After meeting the Society, I talked with a sensible woman, whose experience seemed peculiar. She said: "A few days before Easter last I was deeply convinced of sin; and in Easter week I knew that my sins were forgiven, and was filled with 'joy and peace in believing.' But in about eighteen days I was convinced, in a dream, of the necessity of a higher salvation; and I mourned day and night, in agony of desire, to be thoroughly sanctified, till, on the twenty-third day after my justification, I found a total change, together with a clear witness that the blood of Jesus had cleansed me from all unrighteousness." — Wesley's Journal, June 23, 1761.

"But does God work this great work in the soul gradually or instantaneously?" Perhaps it may be gradually wrought in some; I mean in this sense, they do not advert to the particular moment wherein sin ceases to be.
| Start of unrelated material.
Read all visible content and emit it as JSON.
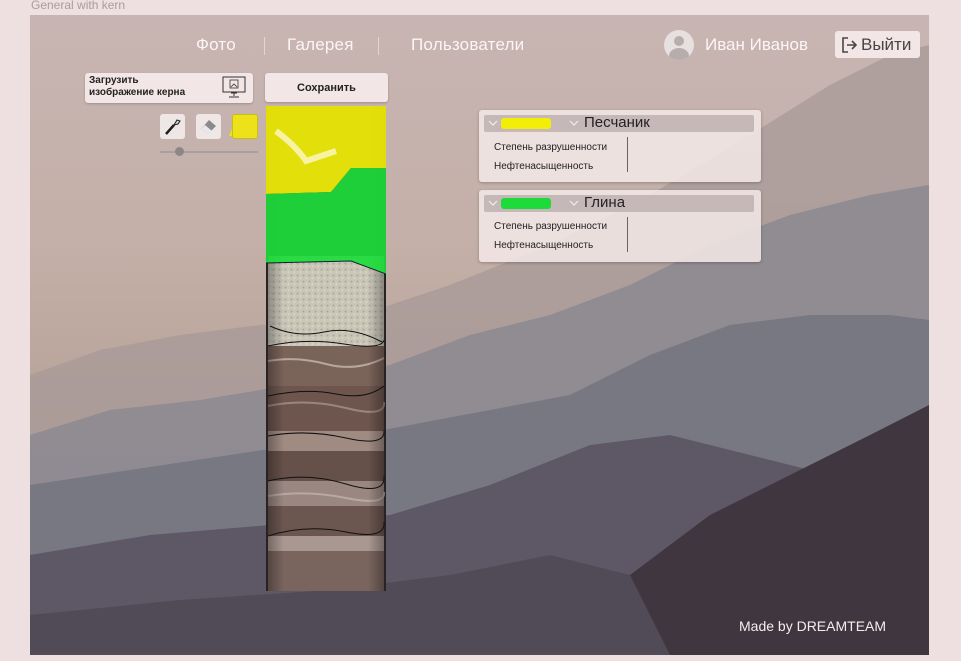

But it is infinitely desirable, were it the will of God, that it should be done instantaneously; that the Lord should destroy sin "by the breath of his mouth," "in a moment, in the twinkling of an eye." And so he generally does; a plain fact, of which there is evidence enough to satisfy any unprejudiced person. Thou, therefore, look for it every moment! Look for it in the way above described; in all those good works whereunto thou art "created anew in Christ Jesus." There is no danger; you can be no worse, if you are no better, for that expectation. For were you to be disappointed of your hope, still you lose nothing. But you shall not be disappointed of your hope; it will come, and will not tarry." — Wesley's Sermons, Vol. I, pp. 390, 391.

Can the reader at this point give any good and sufficient reason why the blessing may not this very moment be received? It can not be purchased with silver and gold; all precious gems of earth and ocean can not buy it; neither can it be gained by long days of toil and self-denial; sleepless vigils will not avail; good works, though all one's goods should be given to the poor, and one's body should be given to be burned, will not suffice; nor will fasting, and tears, and forms of prayer, bring the blessing. The way is open the conditions are easy; a child may comply with them. Why not, then, believe and enter into rest?